Poi c'è la partita, controllata per gran parte nel secondo tempo e giocata con confusione ma con bel ritmo nel primo. L'Empoli trovava spazi e il Napoli verticalità immediata e soprattutto la balistica di Dries Mertens, uno di quelli che semplicemente conosce il gioco del calcio e potrebbe dare lezioni di personalità e destino. La palla gli arriva perché lui sa dove coordinarsi rispetto al pianeta e alle stelle. Così conclude e segna, e lo fa da 9 anni. Poi Anguissa per Insigne e il 2-0 che ghiaccia la partita e lo stadio, prima che Malcuit e Meret combinassero la marmellata. Il secondo gol ricorda Karius (sparito dal calcio), il terzo è sintomo di una totale assenza di qualsiasi senso tattico, di posizionamento individuale e marcatura preventiva.

È mancato questo

In un'ottica più ampia, la piazza dovrà accettare qualche anno di transizione perché è tempo di rifondare. Bisognerà rientrare nel campo delle scelte scomode e quindi dei rischi, sempre nel rispetto di una squadra che è già la seconda per punti in Serie A negli ultimi 12 anni. Lo si dovrà fare in virtù di un bene superiore: la crescita.

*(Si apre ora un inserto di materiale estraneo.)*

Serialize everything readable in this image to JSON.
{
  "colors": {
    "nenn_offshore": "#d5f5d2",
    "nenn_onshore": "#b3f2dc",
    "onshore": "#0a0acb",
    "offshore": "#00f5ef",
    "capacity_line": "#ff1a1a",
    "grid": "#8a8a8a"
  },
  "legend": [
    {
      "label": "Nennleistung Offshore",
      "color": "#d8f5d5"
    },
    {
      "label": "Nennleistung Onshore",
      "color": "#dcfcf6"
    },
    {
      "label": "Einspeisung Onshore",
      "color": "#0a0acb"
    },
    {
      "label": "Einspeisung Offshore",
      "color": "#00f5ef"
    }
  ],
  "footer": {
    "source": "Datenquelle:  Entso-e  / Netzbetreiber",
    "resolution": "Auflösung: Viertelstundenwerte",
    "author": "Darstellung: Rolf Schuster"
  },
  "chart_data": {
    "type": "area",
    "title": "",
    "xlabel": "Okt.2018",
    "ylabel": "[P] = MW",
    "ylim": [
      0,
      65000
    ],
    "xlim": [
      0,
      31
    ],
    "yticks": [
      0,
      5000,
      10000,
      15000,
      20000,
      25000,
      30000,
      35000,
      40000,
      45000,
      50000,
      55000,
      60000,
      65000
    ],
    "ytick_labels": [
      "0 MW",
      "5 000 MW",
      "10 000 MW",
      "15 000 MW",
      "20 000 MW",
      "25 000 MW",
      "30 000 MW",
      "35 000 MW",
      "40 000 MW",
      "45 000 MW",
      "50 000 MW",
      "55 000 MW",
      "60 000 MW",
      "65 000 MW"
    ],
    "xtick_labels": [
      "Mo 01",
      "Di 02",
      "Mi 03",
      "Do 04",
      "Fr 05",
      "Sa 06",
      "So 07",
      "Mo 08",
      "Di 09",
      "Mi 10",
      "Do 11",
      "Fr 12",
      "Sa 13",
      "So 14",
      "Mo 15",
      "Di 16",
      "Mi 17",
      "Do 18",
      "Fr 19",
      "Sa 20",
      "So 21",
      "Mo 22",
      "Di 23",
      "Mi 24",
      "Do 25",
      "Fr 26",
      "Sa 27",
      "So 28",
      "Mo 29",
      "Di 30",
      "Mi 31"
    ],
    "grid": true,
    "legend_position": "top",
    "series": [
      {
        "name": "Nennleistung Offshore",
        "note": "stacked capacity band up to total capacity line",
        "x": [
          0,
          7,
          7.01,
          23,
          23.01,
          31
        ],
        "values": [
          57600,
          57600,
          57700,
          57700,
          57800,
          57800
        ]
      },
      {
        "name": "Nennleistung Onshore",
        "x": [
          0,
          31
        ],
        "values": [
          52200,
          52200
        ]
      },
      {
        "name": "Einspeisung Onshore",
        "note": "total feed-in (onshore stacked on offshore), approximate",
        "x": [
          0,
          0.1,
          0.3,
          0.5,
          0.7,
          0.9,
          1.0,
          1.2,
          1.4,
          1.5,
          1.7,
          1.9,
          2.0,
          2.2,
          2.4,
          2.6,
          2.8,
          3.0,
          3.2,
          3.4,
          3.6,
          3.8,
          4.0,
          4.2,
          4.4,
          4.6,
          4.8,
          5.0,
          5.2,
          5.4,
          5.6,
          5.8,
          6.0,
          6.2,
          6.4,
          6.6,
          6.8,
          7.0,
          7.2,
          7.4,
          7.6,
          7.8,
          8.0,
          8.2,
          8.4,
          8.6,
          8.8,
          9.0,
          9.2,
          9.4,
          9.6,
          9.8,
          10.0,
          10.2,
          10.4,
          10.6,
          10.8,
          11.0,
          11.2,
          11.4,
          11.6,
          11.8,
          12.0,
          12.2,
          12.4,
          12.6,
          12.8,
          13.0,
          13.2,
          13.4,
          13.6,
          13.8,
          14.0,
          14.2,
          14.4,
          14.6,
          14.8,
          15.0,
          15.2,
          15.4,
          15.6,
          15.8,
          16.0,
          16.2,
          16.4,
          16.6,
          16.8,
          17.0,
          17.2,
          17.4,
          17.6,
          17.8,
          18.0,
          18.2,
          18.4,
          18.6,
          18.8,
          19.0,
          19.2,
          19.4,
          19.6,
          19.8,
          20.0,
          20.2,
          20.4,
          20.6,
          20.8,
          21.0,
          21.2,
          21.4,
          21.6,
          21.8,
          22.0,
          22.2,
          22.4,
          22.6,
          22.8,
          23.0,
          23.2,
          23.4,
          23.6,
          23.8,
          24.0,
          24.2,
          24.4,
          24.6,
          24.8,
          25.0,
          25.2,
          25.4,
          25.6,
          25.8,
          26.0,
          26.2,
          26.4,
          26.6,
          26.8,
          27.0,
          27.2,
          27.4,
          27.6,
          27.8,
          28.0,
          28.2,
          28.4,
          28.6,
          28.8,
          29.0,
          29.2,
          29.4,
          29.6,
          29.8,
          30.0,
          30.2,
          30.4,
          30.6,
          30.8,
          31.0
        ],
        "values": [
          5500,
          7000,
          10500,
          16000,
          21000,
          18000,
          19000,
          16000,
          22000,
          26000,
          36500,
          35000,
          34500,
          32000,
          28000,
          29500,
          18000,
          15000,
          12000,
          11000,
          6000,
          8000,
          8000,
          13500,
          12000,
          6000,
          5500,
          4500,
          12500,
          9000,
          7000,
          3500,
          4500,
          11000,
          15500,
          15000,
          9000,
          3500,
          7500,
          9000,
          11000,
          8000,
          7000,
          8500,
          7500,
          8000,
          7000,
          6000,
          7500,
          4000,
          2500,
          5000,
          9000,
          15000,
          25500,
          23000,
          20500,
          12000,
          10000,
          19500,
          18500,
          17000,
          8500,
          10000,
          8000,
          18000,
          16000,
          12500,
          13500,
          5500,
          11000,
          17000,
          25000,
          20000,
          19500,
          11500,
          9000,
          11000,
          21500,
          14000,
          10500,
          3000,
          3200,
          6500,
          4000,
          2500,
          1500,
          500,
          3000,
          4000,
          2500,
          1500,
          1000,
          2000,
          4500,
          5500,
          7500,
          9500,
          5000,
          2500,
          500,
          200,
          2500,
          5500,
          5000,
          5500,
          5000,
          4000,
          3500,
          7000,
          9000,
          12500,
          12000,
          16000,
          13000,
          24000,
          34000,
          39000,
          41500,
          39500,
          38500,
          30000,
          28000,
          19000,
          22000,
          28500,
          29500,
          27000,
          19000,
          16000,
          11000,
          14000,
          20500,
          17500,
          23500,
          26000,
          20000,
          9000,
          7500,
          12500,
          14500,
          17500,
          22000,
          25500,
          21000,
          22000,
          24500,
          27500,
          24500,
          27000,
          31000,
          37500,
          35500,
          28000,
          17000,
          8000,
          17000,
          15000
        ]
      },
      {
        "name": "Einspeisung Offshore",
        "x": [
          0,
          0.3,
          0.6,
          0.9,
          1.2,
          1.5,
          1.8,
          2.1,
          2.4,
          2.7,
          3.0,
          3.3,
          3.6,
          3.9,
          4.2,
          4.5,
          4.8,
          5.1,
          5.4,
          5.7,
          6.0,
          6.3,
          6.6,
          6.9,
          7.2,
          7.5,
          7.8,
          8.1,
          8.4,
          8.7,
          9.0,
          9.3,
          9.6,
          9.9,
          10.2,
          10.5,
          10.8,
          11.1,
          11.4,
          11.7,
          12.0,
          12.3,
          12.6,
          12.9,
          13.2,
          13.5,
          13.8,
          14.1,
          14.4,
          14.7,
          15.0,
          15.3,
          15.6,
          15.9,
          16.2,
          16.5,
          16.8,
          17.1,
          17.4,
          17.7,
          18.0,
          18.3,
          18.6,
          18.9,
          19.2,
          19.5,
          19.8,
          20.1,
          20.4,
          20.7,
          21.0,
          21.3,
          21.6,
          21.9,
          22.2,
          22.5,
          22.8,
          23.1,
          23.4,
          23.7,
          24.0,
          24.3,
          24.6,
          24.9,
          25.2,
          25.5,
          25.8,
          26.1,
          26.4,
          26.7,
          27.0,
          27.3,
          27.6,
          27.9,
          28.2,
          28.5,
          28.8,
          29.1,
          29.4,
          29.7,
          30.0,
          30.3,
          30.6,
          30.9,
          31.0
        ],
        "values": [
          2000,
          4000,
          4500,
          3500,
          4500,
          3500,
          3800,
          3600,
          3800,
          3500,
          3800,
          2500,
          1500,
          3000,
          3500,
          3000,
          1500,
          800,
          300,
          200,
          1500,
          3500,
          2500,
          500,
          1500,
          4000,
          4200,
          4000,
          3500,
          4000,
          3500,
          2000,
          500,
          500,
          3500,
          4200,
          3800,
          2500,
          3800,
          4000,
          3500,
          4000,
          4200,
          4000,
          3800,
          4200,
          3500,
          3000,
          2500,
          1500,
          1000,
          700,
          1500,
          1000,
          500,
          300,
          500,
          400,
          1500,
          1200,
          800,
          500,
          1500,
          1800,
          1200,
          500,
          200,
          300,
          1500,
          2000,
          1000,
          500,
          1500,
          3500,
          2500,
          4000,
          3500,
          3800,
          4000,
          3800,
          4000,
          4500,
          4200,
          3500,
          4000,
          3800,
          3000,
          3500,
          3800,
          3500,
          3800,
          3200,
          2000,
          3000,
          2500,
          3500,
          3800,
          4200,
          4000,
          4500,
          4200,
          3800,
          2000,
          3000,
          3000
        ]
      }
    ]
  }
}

Per il Napoli non parla la storia né si può generare un DNA autentico (e vincente) se non partendo da chi ha innanzitutto a cuore maglia e popolo, attorno a cui costruire almeno un'identità ambientale, poi societaria. Che ci sia gerarchia ma anche vicinanza al pubblico in nome di alcuni valori sani che ispirino all'equilibrio, che non siano specchio della città ma che aiutino Napoli stessa a crescere in cultura e competenze.

Non siamo Milano e per diventarlo servono anni di perfezione e oculatezza, e per averli bisogna costruire una gestione fatta di uomini che siano affamati, che vogliano una rivalsa e un posto nella Storia. Il Napoli società è rimasto invece fermo ai ricordi del triennio di Sarri e non ha saputo spargere in giro le polveri di quella bomba inesplosa. E allora via i capricci e i capricciosi. Dentro il corpo, l'agonismo giusto e l'attaccamento al calcio di uomini che non assorbono i malumori, ma generano nuova linfa di positività in un gruppo. E di grazia, una preparazione atletica all'altezza. È mancato questo.